Courtesy of Search Party Magazine
Tara C. Mahadevan—freelance writer, journalist, and self-proclaimed “champion of music discovery”—has always wanted to make a magazine.
As a young writer with a passion for the arts, Mahadevan made zines and contributed to online blogs such as Stereo Assault, Made Monarchs, and Eleven Music Magazine. Those experiences were crucial in shaping her engagement with the St. Louis music and arts scene, with which she is now intimately familiar. Having lived in New York and Chicago, she has witnessed first-hand the kind of resources and media support artists there have access to. That exposure gave her insight into what artists need, as well as fueled her ambition to bring the same thing to St. Louis: a platform for new voices, specifically those from underrepresented and marginalized groups.

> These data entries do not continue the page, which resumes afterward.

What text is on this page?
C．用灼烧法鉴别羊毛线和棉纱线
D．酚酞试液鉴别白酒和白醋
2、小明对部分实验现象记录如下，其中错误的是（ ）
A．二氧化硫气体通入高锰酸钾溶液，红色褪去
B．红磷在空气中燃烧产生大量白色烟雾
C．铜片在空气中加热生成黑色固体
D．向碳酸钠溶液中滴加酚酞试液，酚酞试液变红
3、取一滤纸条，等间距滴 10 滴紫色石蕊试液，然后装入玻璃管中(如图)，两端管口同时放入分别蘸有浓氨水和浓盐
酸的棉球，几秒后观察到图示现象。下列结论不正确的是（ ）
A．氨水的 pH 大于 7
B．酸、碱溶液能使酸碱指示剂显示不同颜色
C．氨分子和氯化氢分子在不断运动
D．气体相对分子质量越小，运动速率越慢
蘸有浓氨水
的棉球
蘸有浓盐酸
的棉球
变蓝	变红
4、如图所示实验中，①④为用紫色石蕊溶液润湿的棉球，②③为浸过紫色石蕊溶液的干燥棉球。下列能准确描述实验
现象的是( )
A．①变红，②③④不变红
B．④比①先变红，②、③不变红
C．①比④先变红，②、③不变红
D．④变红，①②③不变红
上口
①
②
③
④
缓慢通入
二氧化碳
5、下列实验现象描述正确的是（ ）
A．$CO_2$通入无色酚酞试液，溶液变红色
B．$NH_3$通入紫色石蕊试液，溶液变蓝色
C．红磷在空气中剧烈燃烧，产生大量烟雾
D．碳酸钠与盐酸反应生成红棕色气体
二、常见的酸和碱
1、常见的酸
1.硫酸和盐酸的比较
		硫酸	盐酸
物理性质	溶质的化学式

Search Party Magazine is an annual print and digital publication “for & by St. Louis,” founded by Mahadevan with a Futures Fund grant from The Luminary. The magazine lives at the intersection between music, culture, lifestyle, and visual arts—genres that are traditionally separated into “high-brow” and “low-brow” art. Featuring essays, interviews, photography, illustrations, and playlists and video art in the form of QR codes, the magazine takes an interdisciplinary approach to the arts, thereby fusing boundaries between mediums and collapsing traditional artistic hierarchies.
The inaugural issue drops November 12, with a launch party at Profield Reserve. The print issue will be available for pre-order November 11 on searchpartystl.com.

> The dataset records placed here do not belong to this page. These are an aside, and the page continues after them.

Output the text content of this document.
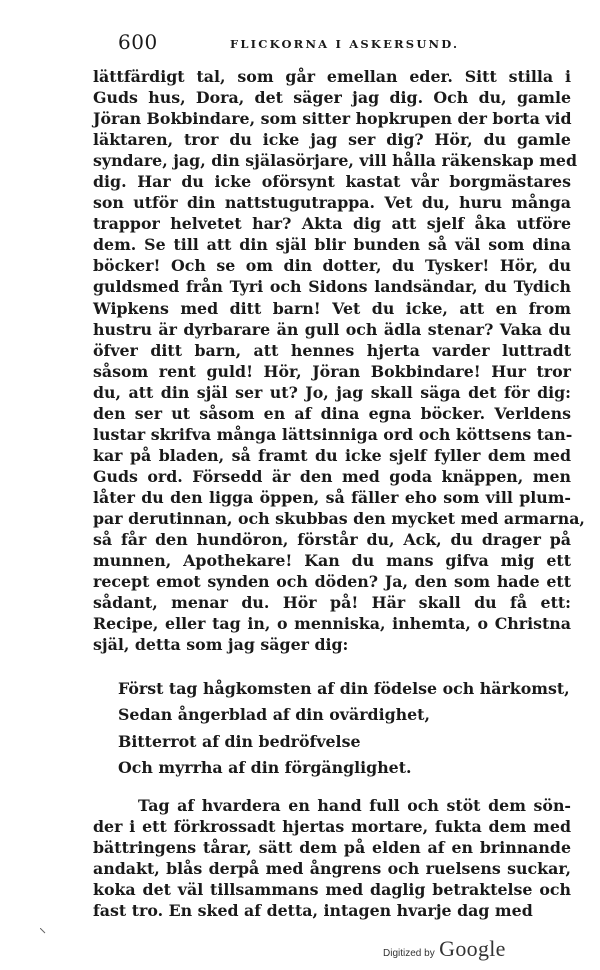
600	FLICKORNA I ASKERSUND.

lättfärdigt tal, som går emellan eder. Sitt stilla i
Guds hus, Dora, det säger jag dig. Och du, gamle
Jöran Bokbindare, som sitter hopkrupen der borta vid
läktaren, tror du icke jag ser dig? Hör, du gamle
syndare, jag, din själasörjare, vill hålla räkenskap med
dig. Har du icke oförsynt kastat vår borgmästares
son utför din nattstugutrappa. Vet du, huru många
trappor helvetet har? Akta dig att sjelf åka utföre
dem. Se till att din själ blir bunden så väl som dina
böcker! Och se om din dotter, du Tysker! Hör, du
guldsmed från Tyri och Sidons landsändar, du Tydich
Wipkens med ditt barn! Vet du icke, att en from
hustru är dyrbarare än gull och ädla stenar? Vaka du
öfver ditt barn, att hennes hjerta varder luttradt
såsom rent guld! Hör, Jöran Bokbindare! Hur tror
du, att din själ ser ut? Jo, jag skall säga det för dig:
den ser ut såsom en af dina egna böcker. Verldens
lustar skrifva många lättsinniga ord och köttsens tan-
kar på bladen, så framt du icke sjelf fyller dem med
Guds ord. Försedd är den med goda knäppen, men
låter du den ligga öppen, så fäller eho som vill plum-
par derutinnan, och skubbas den mycket med armarna,
så får den hundöron, förstår du, Ack, du drager på
munnen, Apothekare! Kan du mans gifva mig ett
recept emot synden och döden? Ja, den som hade ett
sådant, menar du. Hör på! Här skall du få ett:
Recipe, eller tag in, o menniska, inhemta, o Christna
själ, detta som jag säger dig:

Först tag hågkomsten af din födelse och härkomst,
Sedan ångerblad af din ovärdighet,
Bitterrot af din bedröfvelse
Och myrrha af din förgänglighet.

Tag af hvardera en hand full och stöt dem sön-
der i ett förkrossadt hjertas mortare, fukta dem med
bättringens tårar, sätt dem på elden af en brinnande
andakt, blås derpå med ångrens och ruelsens suckar,
koka det väl tillsammans med daglig betraktelse och
fast tro. En sked af detta, intagen hvarje dag med

Digitized by Google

As part of its mission to uplift marginalized voices, the magazine exclusively features Black and POC artists in St. Louis—friends whose work Mahadevan respects and admires. The inaugural issue includes an interview with musician Mvstermind, a fashion editorial by Bino, and a playlist covering "the many different sounds of Black music" curated by Police State, among others. All content is written, produced, and edited by a team of diverse creatives: Mahadevan, editor-in-chief, is a writer; Ryan Brown (Big Esco), creative director, is a photographer, rapper, and designer; Stephon White (Phonzz), designer, is also a rapper. “When you have artists spearheading an endeavor like this, the vision is different,” Mahadevan says. Being artists themselves, the team behind Search Party is deeply immersed in the communities it spotlights. The result is a publication that centers not only individual artistic talents but also community building and support.
“I don’t think any of my work would be possible without my community,” Mahadevan reflects. “Those are the people who lift you up and lift up your work.” Search Party Magazine as a collaborative and artist-centered project underscores the value of peer feedback in the artistic process. “[It’s] my way of uplifting communities,” Mahadevan says, “to create more resources for artists or more space for them to be heard.” The magazine is Mahadevan’s way of giving back—her gift to the city and the people who lifted her up.